Mackenzie Davis has impressed in every film she’s made, regardless of the fact that most of those films have gone utterly unnoticed by moviegoers. She quickly morphs into whatever is needed—badass, emotional wreck, whimsical youth, badass again—without losing an authentic human grounding. She’ll need that as Kate, the new live-in nanny.


Finn Wolfhard (It) and Broklynn Prince (The Florida Project) portray her charges, Miles and Flora. Both kids are amazing. Wolfhard masters the contemptuous sneer of the privileged but still convinces as a tender, protective older brother.

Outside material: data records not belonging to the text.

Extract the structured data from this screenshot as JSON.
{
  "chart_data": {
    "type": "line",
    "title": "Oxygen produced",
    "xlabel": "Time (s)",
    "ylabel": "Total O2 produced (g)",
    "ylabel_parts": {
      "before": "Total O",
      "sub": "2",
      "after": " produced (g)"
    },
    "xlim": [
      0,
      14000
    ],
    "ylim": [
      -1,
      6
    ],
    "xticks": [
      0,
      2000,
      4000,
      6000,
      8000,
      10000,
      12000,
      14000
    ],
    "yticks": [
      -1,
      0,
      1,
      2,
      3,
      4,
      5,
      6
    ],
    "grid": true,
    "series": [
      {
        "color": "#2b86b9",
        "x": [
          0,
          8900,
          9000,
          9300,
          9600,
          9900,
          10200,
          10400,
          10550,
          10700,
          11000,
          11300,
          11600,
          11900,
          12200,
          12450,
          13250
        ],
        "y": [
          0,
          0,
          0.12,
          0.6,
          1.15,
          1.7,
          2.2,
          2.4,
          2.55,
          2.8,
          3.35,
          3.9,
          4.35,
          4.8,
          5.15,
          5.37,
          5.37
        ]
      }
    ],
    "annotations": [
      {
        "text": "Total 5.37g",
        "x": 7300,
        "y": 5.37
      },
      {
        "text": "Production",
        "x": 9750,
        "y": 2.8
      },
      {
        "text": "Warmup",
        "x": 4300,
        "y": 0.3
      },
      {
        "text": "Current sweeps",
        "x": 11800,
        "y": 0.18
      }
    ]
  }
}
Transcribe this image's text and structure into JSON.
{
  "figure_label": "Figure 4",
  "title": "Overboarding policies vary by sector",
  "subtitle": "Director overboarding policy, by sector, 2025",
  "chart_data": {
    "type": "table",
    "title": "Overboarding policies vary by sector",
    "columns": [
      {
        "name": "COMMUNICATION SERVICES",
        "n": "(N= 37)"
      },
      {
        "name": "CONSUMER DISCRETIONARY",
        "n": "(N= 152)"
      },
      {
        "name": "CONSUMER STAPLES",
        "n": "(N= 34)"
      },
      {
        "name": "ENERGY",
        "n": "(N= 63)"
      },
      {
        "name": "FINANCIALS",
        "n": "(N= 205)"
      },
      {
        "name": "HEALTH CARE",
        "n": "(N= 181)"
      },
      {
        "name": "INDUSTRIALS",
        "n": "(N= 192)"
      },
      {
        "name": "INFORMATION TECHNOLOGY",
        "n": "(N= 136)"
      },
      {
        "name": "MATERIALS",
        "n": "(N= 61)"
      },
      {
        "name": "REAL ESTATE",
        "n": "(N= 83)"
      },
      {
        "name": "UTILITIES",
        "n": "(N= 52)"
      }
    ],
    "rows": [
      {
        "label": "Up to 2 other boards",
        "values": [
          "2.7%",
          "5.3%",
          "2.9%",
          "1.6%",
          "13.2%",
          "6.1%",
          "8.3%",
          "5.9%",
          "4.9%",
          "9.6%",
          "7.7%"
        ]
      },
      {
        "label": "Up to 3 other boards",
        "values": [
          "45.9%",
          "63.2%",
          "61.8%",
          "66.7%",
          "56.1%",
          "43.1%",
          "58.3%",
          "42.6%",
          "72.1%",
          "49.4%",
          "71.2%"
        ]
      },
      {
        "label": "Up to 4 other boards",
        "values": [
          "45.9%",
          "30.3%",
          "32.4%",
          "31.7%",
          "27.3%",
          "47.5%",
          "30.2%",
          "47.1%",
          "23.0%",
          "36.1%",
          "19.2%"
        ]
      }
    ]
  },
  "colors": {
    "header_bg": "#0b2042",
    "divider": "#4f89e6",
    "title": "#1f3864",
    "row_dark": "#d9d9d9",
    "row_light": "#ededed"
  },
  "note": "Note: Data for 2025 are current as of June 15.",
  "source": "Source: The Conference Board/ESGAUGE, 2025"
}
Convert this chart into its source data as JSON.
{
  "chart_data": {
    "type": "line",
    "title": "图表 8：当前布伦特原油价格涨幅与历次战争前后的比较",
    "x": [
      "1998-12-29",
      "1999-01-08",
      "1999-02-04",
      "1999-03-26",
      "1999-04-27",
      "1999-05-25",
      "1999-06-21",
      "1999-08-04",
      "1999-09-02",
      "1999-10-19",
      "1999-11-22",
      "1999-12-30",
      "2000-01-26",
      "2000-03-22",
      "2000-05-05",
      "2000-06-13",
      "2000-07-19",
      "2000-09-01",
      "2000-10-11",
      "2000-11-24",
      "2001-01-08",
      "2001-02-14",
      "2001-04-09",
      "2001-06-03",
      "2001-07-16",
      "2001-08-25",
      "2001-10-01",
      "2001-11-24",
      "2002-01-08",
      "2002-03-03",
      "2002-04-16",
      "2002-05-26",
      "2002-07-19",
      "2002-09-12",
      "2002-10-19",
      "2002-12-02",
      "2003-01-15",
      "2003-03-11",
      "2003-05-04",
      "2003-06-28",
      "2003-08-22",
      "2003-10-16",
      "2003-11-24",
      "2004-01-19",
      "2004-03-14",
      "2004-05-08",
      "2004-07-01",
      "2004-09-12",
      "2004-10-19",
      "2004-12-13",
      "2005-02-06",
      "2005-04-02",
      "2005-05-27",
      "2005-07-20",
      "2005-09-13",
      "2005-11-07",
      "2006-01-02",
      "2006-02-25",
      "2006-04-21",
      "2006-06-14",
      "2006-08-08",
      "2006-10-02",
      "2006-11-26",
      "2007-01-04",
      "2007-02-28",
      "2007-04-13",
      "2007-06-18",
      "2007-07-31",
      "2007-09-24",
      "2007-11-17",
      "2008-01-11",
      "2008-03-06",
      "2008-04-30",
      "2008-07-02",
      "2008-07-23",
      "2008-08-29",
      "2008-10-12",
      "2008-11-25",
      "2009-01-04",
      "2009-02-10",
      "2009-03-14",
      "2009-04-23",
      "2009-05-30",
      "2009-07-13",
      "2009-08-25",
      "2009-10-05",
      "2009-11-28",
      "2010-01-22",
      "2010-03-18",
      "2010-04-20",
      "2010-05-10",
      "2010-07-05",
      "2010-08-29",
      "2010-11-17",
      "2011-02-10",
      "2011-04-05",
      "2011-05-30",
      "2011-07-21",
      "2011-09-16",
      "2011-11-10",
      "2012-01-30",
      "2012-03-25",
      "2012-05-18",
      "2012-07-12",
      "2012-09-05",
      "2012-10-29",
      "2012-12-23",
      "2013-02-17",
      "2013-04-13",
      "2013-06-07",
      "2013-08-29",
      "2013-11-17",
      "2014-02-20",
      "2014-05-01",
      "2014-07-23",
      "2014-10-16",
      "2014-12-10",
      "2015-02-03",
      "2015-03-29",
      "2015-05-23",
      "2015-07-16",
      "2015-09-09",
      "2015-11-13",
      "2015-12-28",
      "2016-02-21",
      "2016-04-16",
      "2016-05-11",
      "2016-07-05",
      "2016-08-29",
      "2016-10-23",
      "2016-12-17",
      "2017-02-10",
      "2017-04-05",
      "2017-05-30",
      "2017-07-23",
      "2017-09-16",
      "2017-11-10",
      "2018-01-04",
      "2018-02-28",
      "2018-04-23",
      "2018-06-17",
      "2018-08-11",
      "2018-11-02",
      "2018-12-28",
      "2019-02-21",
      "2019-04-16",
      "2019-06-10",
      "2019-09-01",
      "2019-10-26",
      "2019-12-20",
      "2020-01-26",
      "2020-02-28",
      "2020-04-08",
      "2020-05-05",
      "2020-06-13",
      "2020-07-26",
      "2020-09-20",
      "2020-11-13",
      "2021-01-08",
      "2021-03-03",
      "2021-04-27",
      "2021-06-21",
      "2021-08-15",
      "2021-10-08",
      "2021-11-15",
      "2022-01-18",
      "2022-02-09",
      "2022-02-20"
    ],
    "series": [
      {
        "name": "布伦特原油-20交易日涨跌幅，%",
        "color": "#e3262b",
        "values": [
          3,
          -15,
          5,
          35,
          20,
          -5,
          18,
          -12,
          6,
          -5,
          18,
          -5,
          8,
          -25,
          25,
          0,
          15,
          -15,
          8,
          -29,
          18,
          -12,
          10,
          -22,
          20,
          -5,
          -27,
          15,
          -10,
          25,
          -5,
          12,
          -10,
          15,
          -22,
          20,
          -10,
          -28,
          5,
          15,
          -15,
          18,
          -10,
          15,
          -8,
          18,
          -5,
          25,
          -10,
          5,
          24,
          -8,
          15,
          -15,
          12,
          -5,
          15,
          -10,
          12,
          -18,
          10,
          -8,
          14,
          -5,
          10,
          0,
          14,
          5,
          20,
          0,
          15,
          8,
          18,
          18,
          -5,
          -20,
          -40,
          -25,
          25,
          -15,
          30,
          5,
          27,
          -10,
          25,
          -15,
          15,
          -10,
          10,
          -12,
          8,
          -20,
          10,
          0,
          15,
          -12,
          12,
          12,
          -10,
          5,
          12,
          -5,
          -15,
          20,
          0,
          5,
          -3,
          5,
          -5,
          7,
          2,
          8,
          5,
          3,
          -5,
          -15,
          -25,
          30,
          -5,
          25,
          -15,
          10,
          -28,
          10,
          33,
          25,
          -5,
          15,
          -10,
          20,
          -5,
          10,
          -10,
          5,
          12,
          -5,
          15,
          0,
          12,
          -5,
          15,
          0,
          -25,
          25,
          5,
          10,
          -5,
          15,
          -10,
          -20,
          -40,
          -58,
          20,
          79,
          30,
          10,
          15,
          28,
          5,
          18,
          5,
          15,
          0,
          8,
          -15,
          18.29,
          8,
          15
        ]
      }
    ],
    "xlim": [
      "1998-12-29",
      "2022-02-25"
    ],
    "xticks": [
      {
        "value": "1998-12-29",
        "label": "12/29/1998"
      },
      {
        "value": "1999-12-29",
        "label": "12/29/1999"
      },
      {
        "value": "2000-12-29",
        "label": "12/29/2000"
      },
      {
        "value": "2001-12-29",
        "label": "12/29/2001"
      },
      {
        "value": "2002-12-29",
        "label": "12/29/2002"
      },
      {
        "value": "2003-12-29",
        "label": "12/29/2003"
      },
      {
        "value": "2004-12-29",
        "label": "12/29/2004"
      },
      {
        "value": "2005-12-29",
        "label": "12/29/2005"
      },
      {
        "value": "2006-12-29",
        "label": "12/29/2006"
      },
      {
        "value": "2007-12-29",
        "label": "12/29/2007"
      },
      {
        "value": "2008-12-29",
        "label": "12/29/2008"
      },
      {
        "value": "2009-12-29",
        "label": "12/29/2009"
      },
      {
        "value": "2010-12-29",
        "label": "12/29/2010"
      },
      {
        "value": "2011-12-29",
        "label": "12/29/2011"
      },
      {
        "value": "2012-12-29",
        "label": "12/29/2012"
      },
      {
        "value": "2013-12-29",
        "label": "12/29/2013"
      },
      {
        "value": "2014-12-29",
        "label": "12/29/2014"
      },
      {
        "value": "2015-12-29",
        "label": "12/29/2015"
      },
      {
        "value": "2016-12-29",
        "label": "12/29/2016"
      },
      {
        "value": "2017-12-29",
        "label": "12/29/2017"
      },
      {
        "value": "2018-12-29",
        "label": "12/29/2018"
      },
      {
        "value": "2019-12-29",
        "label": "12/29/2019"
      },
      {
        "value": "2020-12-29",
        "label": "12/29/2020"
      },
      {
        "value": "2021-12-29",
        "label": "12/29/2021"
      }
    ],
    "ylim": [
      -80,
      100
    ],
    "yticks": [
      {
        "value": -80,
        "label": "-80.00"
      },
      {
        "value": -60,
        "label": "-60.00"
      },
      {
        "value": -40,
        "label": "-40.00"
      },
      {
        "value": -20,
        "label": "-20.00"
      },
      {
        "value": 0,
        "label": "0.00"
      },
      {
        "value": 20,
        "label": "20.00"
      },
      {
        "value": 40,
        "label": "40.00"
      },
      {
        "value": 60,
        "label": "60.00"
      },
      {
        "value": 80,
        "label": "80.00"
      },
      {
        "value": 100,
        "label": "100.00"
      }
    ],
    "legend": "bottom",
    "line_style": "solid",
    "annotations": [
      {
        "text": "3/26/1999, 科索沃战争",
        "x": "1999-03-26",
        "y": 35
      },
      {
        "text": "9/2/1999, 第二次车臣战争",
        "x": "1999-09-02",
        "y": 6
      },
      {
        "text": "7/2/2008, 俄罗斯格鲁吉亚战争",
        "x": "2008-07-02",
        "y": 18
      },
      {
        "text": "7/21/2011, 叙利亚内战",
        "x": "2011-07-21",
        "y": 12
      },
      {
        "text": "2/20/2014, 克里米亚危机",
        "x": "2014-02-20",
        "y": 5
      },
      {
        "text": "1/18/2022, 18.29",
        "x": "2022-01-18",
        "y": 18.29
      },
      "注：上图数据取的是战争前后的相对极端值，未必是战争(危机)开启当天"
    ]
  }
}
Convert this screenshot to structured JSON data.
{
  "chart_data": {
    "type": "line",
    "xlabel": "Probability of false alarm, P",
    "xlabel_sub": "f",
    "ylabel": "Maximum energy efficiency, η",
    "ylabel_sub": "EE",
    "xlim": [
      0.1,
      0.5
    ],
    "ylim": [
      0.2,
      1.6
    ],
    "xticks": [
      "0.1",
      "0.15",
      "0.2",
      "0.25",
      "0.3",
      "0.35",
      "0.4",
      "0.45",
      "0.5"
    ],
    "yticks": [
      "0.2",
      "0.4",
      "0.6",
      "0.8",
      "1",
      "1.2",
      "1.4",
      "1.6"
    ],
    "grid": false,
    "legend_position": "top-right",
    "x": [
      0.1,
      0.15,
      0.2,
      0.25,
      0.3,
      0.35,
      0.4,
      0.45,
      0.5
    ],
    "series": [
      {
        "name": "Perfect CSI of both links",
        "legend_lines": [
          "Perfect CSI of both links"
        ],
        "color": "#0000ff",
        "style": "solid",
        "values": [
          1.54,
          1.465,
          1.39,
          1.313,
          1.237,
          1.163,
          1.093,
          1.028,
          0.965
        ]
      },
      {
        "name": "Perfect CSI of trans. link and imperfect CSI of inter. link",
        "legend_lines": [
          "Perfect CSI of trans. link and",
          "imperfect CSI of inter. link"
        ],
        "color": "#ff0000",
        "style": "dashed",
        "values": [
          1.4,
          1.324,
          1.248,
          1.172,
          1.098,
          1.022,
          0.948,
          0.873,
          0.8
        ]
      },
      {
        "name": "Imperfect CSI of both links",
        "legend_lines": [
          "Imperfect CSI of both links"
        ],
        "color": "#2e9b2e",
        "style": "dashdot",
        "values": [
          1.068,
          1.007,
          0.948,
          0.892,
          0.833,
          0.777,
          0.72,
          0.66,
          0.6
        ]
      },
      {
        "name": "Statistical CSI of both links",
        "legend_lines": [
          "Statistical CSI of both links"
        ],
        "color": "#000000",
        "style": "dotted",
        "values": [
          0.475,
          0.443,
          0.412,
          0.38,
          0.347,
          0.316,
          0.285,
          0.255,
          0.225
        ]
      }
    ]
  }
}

Prince, so entirely stunning in Florida Project, again owns the screen. Her timing is spot on and her sassiness magnificent. In a smaller role as prim housekeeper Mrs. Grose, British TV actor Barbara Marten delivers the perfect mix of brittle and caustic.


Not one of them manages a convincing argument as to why this film was made.


It’s been ten years since director Floria Sigismondi made a feature. A groundbreaking music video director, Sigismondi moved primarily to television after her impressive 2010 feature debut, The Runaways. For The Turning, her eye for setting and framing are clearly on display and, again, the performances are strong. There’s just not much she can do with this script.


Written by Carey W. and Chad Hayes (The Conjuring), The Turning suggests no solid reason for its existence. Every scene is rushed, every revelation unearned. Early red herrings prove pointless (cheats, even, as they make no narrative sense in retrospect).


Worse yet, Sigsimondi fails to develop any real tension or sense of dread and there’s not a single scare in the entire film.


I knew better than to get excited about a January release, but it’s hard not to hold out hope with this group of artists. Give yourself the gift of the Clayton version instead.